After being discontinued in the post-World War II years, the Depression-era initiative was reworked via a series of pilot programs by the Kennedy administration. Lyndon Johnson signed the Food Stamp act into permanent law in 1964. Its chief champion in Congress was Leonor Sullivan, a representative from St. Louis and a story unto herself. “She’s the only woman in Congress who voted against the Equal Rights Amendment,” Bosso says.
It enables a family in need to go to the store — Walmart, local bodega, whatever — And shop like any other family. And that is not a trivial thing.
Chris Bosso, public policy professor at Northeastern University
SNAP in the modern era
In the 60 years since the Food Stamp Act, the program has endured, resisting funding cuts that have gutted other social welfare programs while playing a supporting role in heated cultural debates and major historical events along the way. During the COVID-19 pandemic, emergency increases in SNAP funding kept millions of Americans from falling into poverty, according to analysis from economists at the Urban Institute, a progressive think tank.
For decades, SNAP has prompted various arguments about who should be able to access benefits, and for which purposes. In 2018, for example, the Agriculture Department under the Trump administration proposed replacing a portion of SNAP recipients’ benefits with “America’s Harvest Box,” a monthly, pre-selected assortment of wholesale goods. Bosso writes that the idea was “denounced by nutritionists, hunger relief organizations, and, tellingly, food retailers as impractical, expensive, nutritionally deficient, and misguided. Critics equated the box with Great Depression-era bread lines in which the needy stood for handouts.”
Other legislative tussles have taken the form of SNAP-related work requirements (which will be tightened in 2024) and debates over what Americans should and should not be able to buy using SNAP. Over the years, lawmakers and advocacy groups have floated bans for items like sugary sodas and ultra-processed snack foods. “There’s an odd mix of nutritionists and conservatives who believe that people who are getting SNAP shouldn’t be spending it on bad food,” Bosso says.
He and other experts, however, counter that SNAP’s integration into the free market is a major strength.
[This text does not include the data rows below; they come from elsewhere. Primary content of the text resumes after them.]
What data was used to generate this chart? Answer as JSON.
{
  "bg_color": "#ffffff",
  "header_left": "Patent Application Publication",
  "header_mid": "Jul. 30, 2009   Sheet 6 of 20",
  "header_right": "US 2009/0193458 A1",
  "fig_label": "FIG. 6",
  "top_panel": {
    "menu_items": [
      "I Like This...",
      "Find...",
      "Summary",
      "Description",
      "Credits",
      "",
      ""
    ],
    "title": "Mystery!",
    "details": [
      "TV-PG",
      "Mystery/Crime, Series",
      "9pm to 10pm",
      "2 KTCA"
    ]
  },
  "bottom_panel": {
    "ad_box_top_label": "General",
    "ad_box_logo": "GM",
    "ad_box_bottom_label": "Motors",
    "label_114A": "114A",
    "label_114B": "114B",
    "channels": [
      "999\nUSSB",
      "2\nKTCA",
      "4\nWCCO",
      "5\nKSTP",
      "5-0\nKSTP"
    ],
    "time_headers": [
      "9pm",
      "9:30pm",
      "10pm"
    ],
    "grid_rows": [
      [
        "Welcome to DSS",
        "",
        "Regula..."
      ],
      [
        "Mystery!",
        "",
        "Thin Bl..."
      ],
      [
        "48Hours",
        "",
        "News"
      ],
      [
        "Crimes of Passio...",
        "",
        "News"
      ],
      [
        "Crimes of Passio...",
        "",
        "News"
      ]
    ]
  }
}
What’s more, in addition to furthering harmful assumptions that poor people can’t be trusted to make their own decisions, complicating the program’s rules chips away at the broad, messy coalition that has helped it survive. “As you start separating food into good/bad food the support behind the program begins to fracture. Kraft is like, whoa, I don’t produce broccoli,” Bosso says.
He still thinks there is room for improvement. Benefits can be hard to access, he says, and some states make it much harder than others.
“SNAP rules also could adjust to how most Americans actually shop and eat,” Bosso writes in “Why SNAP works.”
In most states, rules don’t allow benefits to be spent on prepared meals, despite their necessity for busy, dual-income families. “Most of us now buy more prepared hot foods — Costco’s famous $4.99 rotisserie chicken is not a ‘luxury’ food for budget and time-pressed families — and most of us spend less time to prepare and eat food at home,” he writes. “Yet SNAP’s rules … still assume that mom is in the kitchen, cooking from scratch.”
Yet on the whole, Bosso argues the program is something to celebrate. “If you took SNAP away, the entire social safety net would crumble under its own weight,” he says. “That we as a country provide this benefit that enables people to have a decent diet — the essential basis for decent life — that’s something to be thankful for.”